In its latest report on government requests for user information, Apple on Monday said the U.S. government lodged at least one national security letter last year seeking information related to a customer account.
According to Apple's biannual Report on Government Information Requests (PDF link), the company was served with one NSL order in the second half of 2016. Though the letter is referred to as "declassified," details surrounding the request were not divulged.
Noted by Apple in previous reports, NSLs are often considered the first step in an investigation. As they do not carry a court order, these requests lack lawful authority to obtain customer content and are somewhat limited in scope. What NSLs can provide is "transactional data" like contact information. Recipients of such letters are obligated to comply if they have access to relevant information, Apple says.

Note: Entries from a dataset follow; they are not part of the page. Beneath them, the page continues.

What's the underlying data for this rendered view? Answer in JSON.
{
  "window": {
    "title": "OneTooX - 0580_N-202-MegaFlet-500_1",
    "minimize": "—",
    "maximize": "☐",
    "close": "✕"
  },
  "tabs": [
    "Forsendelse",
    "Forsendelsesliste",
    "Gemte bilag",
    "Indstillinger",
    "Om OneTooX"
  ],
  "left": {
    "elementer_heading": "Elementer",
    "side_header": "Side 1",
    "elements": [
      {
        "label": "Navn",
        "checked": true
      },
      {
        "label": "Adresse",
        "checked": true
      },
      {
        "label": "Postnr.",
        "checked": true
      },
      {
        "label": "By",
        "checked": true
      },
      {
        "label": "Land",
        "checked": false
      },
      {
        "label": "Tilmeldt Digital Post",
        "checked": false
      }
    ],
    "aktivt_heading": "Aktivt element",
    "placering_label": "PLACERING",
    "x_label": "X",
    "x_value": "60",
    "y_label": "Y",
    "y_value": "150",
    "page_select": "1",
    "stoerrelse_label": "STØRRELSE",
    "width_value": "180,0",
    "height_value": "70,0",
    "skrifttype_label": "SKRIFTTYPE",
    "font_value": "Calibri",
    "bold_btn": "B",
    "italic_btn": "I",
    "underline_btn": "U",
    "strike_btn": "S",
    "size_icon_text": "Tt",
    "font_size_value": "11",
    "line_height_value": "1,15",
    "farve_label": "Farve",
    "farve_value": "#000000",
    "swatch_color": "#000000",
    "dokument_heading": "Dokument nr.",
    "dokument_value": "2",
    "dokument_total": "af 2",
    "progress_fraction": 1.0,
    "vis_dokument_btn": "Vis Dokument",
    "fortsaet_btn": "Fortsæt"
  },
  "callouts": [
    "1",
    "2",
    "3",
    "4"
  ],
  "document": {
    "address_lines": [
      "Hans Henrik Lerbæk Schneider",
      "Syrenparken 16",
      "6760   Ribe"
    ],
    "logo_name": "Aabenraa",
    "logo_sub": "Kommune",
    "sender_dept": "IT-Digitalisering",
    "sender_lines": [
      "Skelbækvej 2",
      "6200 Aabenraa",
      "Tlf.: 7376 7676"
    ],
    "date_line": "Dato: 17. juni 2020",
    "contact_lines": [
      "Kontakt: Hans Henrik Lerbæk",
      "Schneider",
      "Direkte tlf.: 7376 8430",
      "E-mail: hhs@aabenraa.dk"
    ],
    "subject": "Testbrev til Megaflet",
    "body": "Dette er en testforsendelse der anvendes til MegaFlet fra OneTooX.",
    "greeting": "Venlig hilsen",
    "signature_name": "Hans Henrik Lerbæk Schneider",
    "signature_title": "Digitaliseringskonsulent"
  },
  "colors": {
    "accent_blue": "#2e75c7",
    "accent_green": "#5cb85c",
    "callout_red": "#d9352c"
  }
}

The late-2016 NSL is the first Apple has reported since the company began issuing transparency reports in 2013.
Apple noted a spike in received national security orders for the six-month span from July to December of 2016, which numbered between 5,750 and 5,999, and impacted between 4,750 and 4,999 accounts. Requests were up from 2,750 to 2,999 orders affecting 2,000 to 2,249 accounts for the period ending in June 2016. U.S. government restrictions only allow Apple to report security orders in bands of 250. As in past years, no orders for bulk data were received.
In addition, U.S. government agencies filed 4,254 requests for customer information covering 20,013 individual devices. Apple handed over data relating to 3,335 device requests. Those figures compare to 4,822 requests impacting 10,260 devices in the first half of 2016.
Though the dramatic increase in multi-device requests is left unexplained, Apple notes law enforcement agencies routinely lodge such filings as part of ongoing fraud investigations. Government agencies also file requests on behalf of owners looking to retrieve lost or stolen devices.
Further, Apple received U.S. law enforcement requests for 1,219 individual accounts, of which 71 were challenged in part or rejected in full, the reports says. Apple refused to provide data in 211 requests. The company furnished "non-content data" in 636 cases, while content was disclosed for 372 accounts.
Apple defines account requests as filings that seek to disclose information relating to a user's iTunes or iCloud account, such as a name and address. In other cases, information provided can include iCloud content like photos, email, iOS device backups, documents, contacts, calendars and bookmarks.
Finally, Apple received a total of 178 worldwide government emergency requests. If it so chooses, Apple can act in good faith and furnish customer account communications and records in the event that an emergency involving imminent danger of death or serious physical injury to a person requires its disclosure.
For the second half of 2016, Apple provided data in 153 emergency situations.